- THE WHITE WAY AND WHERE IT LED
IT was a bitterly cold night and St Agnes' Eve; the snow fell heavily, caught into whirling eddies by the keen north wind.
Hilarius and the Friar, crossing an empty waste of bleak unprotected heath, met the full force of the blast, and each moment the snow grew denser, the darkness more complete. They struggled on, breathless, beaten, exhausted and lost; Hilarius, leading the Friar by one hand, held the other across his bent head to shield himself from the buffets of the wind.
Suddenly he stood fast.
"I can no more, Father," he said, "the snow is as a wall; there is naught to see or to hear; I deem we are far from our right way."
His voice was very weak, and he caught at the Friar for support.
"I will pray the Lord, my son, that He open thine eyes, even as He opened the eyes of the prophet's servant in the besieged city; so shalt thou see a host of angels encompassing us, for we are about the Lord's business."
"Nay, my Father," said Hilarius feebly, "I see no angels, and I perish." He tottered, and would have fallen, but the Friar caught him in his arms. A moment he stood irresolute, the boy on his breast, then flung away his staff and lifted him to his shoulder.
With unerring, confident step he went forward through the snow, a white figure bearing a white burden in a white world. All at once the wind dropped, the blinding shower ceased, and Hilarius, rested and comforted, spoke:-"Is it thou, my Father?"
"It is I, my son, but angels are on either hand and go before to guide. The snow hath ceased, canst thou walk?"
He set Hilarius gently on his feet, and lo! he found the stars alight!
The boy gave a cry, and forgetting his companion's darkness, pointed to the left where lay a snow-clad village.
"A miracle, a miracle, my Father!"
"A miracle, i' faith, my son: the Lord hath given guidance to the blind as He promised. Let us go down."
They went by the white way under the stars; and Hilarius was full of awe and comfort because of the angels of God which attended on a poor friar.
At the village hostel they found rough but friendly entertainment and several guests. They dried themselves at a roaring fire, and Hilarius made a hearty meal; the Friar would eat nothing save a morsel of bread.
A messenger was there, a short stout man with stubbly beard, bright black eyes like beads, and a high colour. He was riding with despatches from the King to the Abbat at Bury, and had fearful tales to tell of the Plague; how in London they piled the dead in trenches, while many who escaped the pest died of want and cold; it was a city of the dead rather than the living. One great lord, travelling post-haste from Westminster, had been found by his servants to have the disorder, and they fled, leaving him by the wayside to perish.

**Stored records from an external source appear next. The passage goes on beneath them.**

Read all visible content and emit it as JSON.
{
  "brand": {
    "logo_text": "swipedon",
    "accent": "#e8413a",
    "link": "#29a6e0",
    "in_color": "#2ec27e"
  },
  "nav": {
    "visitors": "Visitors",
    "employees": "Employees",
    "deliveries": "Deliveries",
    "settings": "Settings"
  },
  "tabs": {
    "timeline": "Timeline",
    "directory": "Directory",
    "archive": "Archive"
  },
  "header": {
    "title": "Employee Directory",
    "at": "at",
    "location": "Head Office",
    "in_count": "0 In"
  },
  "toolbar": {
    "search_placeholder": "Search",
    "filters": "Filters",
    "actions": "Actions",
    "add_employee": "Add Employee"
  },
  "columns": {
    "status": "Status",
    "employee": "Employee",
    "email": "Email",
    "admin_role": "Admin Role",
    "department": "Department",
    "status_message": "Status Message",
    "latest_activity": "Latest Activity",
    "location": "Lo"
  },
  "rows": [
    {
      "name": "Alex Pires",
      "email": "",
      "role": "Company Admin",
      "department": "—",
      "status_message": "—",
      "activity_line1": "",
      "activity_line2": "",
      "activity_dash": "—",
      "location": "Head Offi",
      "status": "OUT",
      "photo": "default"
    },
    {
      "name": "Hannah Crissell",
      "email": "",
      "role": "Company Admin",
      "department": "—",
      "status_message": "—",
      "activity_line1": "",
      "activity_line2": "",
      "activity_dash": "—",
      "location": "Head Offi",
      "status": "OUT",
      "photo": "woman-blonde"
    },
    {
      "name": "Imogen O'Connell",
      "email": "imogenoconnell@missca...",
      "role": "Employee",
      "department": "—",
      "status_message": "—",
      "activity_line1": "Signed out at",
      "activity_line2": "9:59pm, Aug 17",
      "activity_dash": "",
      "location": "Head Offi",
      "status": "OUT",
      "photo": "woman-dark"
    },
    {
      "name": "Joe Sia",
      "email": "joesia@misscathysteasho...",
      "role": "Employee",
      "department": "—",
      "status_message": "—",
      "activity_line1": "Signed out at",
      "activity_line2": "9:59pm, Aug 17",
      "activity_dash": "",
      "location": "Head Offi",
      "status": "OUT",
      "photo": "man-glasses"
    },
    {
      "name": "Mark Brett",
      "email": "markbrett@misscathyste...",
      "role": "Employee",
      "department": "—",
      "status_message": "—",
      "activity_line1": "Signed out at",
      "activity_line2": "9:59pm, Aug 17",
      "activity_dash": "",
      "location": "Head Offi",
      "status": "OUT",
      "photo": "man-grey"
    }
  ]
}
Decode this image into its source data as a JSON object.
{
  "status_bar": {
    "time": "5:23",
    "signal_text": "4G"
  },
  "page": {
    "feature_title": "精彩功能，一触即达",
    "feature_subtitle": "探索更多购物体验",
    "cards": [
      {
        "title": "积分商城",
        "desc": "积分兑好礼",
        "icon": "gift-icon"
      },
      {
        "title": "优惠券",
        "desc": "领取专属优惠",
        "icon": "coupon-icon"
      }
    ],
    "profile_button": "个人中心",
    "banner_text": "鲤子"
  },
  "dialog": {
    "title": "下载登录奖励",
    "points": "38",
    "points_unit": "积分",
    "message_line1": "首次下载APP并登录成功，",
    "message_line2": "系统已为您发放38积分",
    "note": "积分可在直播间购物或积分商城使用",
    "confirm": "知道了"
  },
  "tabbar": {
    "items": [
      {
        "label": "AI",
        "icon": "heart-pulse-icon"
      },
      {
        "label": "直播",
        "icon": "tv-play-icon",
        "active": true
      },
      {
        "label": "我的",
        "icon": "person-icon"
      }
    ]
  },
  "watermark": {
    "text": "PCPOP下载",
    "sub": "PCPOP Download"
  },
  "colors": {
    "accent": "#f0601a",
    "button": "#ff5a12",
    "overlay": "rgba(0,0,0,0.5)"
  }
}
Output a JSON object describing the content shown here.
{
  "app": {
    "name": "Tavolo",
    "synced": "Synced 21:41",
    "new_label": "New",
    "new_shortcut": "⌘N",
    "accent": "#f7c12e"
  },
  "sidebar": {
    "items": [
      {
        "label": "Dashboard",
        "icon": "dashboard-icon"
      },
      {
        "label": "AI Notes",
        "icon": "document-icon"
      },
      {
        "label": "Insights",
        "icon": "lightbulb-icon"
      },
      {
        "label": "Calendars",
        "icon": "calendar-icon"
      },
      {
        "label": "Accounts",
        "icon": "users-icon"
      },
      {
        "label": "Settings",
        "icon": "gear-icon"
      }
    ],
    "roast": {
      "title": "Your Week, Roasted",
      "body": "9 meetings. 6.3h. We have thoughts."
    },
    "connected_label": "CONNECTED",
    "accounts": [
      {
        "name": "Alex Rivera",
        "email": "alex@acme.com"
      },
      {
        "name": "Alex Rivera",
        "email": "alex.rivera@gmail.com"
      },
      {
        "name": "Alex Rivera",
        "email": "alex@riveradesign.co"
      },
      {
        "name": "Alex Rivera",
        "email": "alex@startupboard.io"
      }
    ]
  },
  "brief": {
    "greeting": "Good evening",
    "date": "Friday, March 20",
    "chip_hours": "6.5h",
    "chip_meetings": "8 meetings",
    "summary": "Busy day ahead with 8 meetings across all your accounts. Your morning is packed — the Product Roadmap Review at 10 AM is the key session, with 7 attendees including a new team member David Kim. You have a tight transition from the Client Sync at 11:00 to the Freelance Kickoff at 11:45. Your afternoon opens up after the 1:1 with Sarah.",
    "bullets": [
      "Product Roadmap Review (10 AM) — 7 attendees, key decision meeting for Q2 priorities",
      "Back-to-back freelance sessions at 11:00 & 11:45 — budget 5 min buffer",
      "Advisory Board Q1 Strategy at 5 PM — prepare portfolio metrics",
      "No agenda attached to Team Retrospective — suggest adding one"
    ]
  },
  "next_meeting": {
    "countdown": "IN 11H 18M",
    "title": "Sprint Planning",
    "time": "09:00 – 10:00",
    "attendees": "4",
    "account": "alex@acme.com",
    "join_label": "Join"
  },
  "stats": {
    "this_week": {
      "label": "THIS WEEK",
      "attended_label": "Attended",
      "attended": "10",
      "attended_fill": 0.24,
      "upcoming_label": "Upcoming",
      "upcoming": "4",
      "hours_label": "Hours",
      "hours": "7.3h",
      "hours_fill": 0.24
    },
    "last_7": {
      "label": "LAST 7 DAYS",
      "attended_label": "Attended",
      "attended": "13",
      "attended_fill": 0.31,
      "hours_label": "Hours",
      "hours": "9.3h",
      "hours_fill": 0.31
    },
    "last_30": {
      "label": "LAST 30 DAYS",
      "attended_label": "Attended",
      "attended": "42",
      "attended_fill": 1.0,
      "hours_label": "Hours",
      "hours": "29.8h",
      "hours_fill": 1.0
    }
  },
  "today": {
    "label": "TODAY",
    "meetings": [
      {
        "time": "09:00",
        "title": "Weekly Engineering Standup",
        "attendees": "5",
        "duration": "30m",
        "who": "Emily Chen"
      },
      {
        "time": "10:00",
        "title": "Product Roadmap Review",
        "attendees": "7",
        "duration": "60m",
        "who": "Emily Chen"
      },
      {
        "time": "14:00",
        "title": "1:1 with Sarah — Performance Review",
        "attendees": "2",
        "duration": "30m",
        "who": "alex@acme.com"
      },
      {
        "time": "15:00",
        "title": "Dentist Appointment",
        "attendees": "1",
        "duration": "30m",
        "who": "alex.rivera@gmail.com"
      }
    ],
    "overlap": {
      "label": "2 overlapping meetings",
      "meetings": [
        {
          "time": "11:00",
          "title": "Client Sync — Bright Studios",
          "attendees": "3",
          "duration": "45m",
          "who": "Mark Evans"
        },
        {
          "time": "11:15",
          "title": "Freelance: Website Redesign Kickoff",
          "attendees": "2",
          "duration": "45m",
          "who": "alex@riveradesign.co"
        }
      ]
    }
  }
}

Hilarius heard horror-struck.
"'Tis a grievous shame so to desert a sick master," he said.
"Nay, lad," said a chapman in the corner, "but a man loves his own skin best."
"Ay, ay," said a fat ruddy-faced miller, overtaken by the storm on his way to a neighbouring village, "a man's own skin before all.
Fill your belly first and your neighbour's afterwards. Live and let live."
"Ay, let live," chimed in mine host, bustling in with a stoop of cider for the chapman, "but, by the Rood, 'tis cruel work when two lone women are murdered for a bit of mouldy bacon and a lump of bread; for I'se warrant 'tis a long day sin' they had more than that at best."
The chapman took his cider.
"Where was this work done?" he said.
"Nay, where but here on the bruary! The women were found Wednesday se'n-night by the herd as he went folding. They lay on the floor in their blood."
Hilarius turned sick. In Westminster, by some miracle, he had been spared the sight of violent death - ay, or of death in any form - and had seen nothing worse than a rogue in the stocks, for which sight he had thanked Heaven piously.
"'Tis the fault of the rich," said a voice, and Hilarius saw, to his surprise, that there was a second friar in the room; a tall, bullet-headed man, with a heavy, obstinate jaw ornamented with a scanty fringe of black hair.
"The rich grow fat, and the poor starve," he went on, "'tis hunger makes a man kill his brother for a mouthful of mouldy bacon."
"Nay," said the miller, "there was no need to kill, Father. A man could have taken the meat from two lone women and left them their lives."
"Why take from folk as poor as themselves?" said mine host. "Let them rob the rich an they must rob."